TESS launched in April and began its science operations, which are expected to last for two years, in July. The satellite is currently searching for planets in the southern sky; the latest results come from the first slice of that survey. The spacecraft observed 15,900 stars every two minutes during this initial run, in search of the slight dimming caused when planets orbiting those stars cross their face, blocking a small percentage of the starlight.
TESS scientists released the list so that other astronomers could make an initial determination as to whether these candidates are planets. There are 73 objects in this first batch, including some planets previously known from ground-based searches, says George Ricker, the mission's principal investigator at the Massachusetts Institute of Technology in Cambridge. Perhaps 5 to 20% of the objects on the list will turn out to be false alarms, he says. Others, if confirmed, will join the ranks of newly discovered exoplanets.
Researchers expect TESS to find as many as 10,000 large planets. But its main goal is to discover and measure the masses of at least 50 small worlds no more than four times the size of Earth.
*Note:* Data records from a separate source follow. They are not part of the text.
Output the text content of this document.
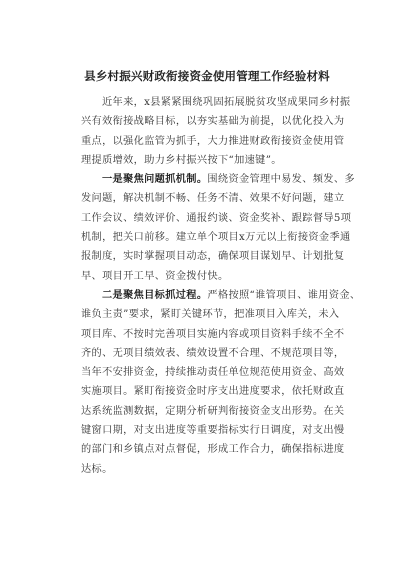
县乡村振兴财政衔接资金使用管理工作经验材料
近年来，x县紧紧围绕巩固拓展脱贫攻坚成果同乡村振
兴有效衔接战略目标，以夯实基础为前提，以优化投入为
重点，以强化监管为抓手，大力推进财政衔接资金使用管
理提质增效，助力乡村振兴按下“加速键”。
一是聚焦问题抓机制。围绕资金管理中易发、频发、多
发问题，解决机制不畅、任务不清、效果不好问题，建立
工作会议、绩效评价、通报约谈、资金奖补、跟踪督导5项
机制，把关口前移。建立单个项目x万元以上衔接资金季通
报制度，实时掌握项目动态，确保项目谋划早、计划批复
早、项目开工早、资金拨付快。
二是聚焦目标抓过程。严格按照“谁管项目、谁用资金、
谁负主责”要求，紧盯关键环节，把准项目入库关，未入
项目库、不按时完善项目实施内容或项目资料手续不全不
齐的、无项目绩效表、绩效设置不合理、不规范项目等，
当年不安排资金，持续推动责任单位规范使用资金、高效
实施项目。紧盯衔接资金时序支出进度要求，依托财政直
达系统监测数据，定期分析研判衔接资金支出形势。在关
键窗口期，对支出进度等重要指标实行日调度，对支出慢
的部门和乡镇点对点督促，形成工作合力，确保指标进度
达标。
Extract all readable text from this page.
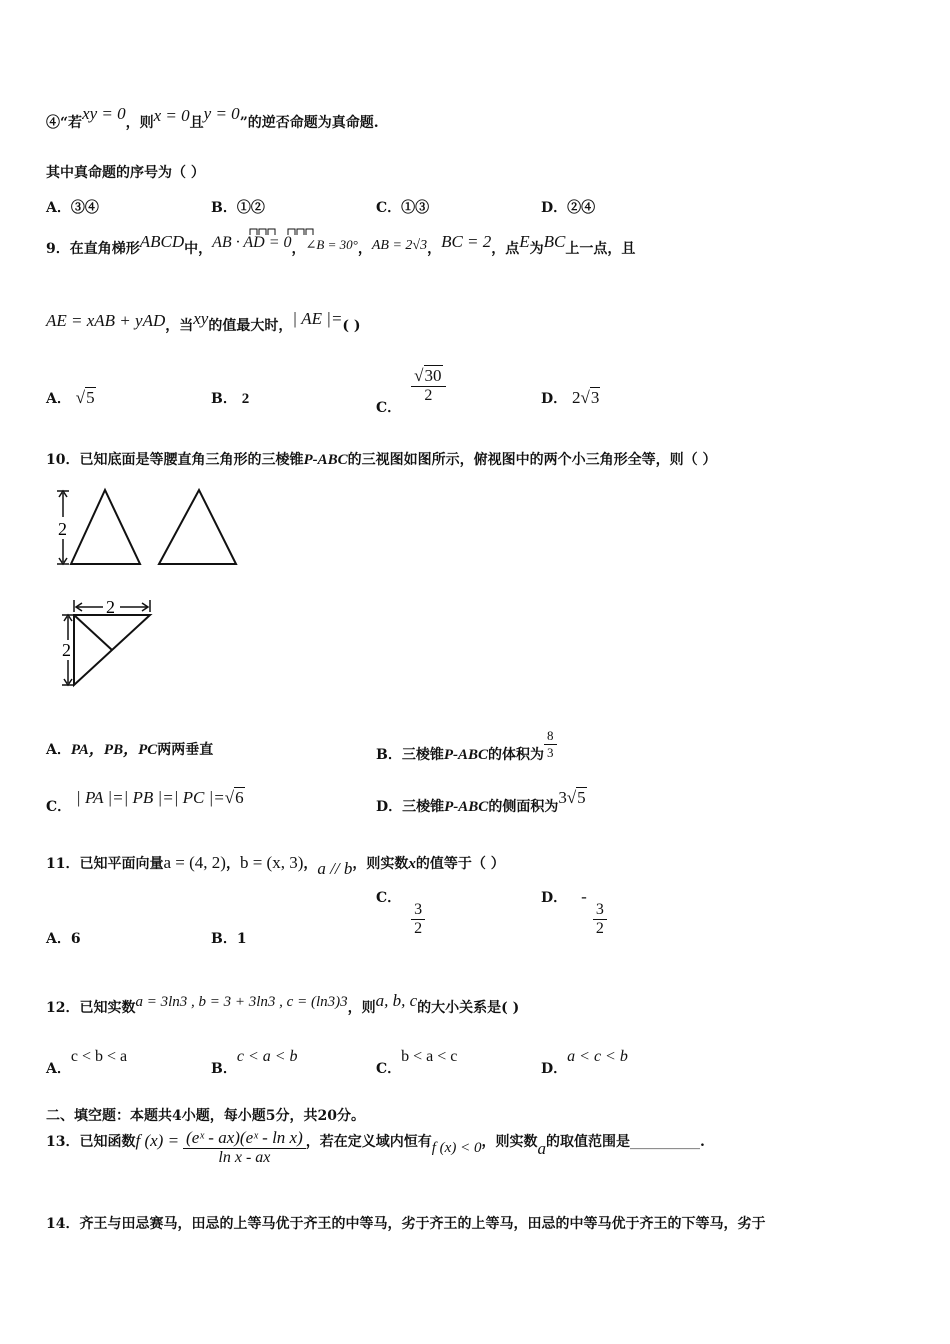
④“若xy = 0，则x = 0且y = 0”的逆否命题为真命题.
其中真命题的序号为（ ）
A．③④	B．①②	C．①③	D．②④
9．在直角梯形ABCD中，AB · AD = 0，∠B = 30°，AB = 2√3，BC = 2，点E为BC上一点，且
AE = xAB + yAD，当xy的值最大时，| AE |=( )
A． √5	B． 2
C．
$\frac{√30}{2}$	D． 2√3
10．已知底面是等腰直角三角形的三棱锥P-ABC的三视图如图所示，俯视图中的两个小三角形全等，则（ ）
2
2
2
A．PA，PB，PC两两垂直	B．三棱锥P-ABC的体积为 $\frac{8}{3}$
C． | PA |=| PB |=| PC |=√6	D．三棱锥P-ABC的侧面积为3√5
11．已知平面向量a = (4, 2)，b = (x, 3)，a // b，则实数x的值等于（ ）
A．6	B．1
C．
$\frac{3}{2}$
D． -
$\frac{3}{2}$
12．已知实数a = 3ln3 , b = 3 + 3ln3 , c = (ln3)3，则a, b, c的大小关系是( )
A．c < b < a
B．c < a < b
C．b < a < c
D．a < c < b
二、填空题：本题共4小题，每小题5分，共20分。
13．已知函数f $(x) = \frac{\text{(eˣ - ax)(eˣ - ln x)}}{\text{ln x - ax}}$ ，若在定义域内恒有f (x) < 0，则实数a的取值范围是__________.
14．齐王与田忌赛马，田忌的上等马优于齐王的中等马，劣于齐王的上等马，田忌的中等马优于齐王的下等马，劣于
“The exciting thing about TESS is that it’s an opportunity to meet the neighbours,” says Zachory Berta-Thompson, an astronomer at the University of Colorado Boulder. Some of the new worlds “may turn out to be the planets that we’ll study for decades or centuries to come”, he says.
TESS’s predecessor, the Kepler spacecraft, has discovered more than 5,300 planets or planetary candidates since its 2009 launch. Having greatly exceeded its initial mission of four years, it is now running low on fuel and starting to have problems pointing at the sky.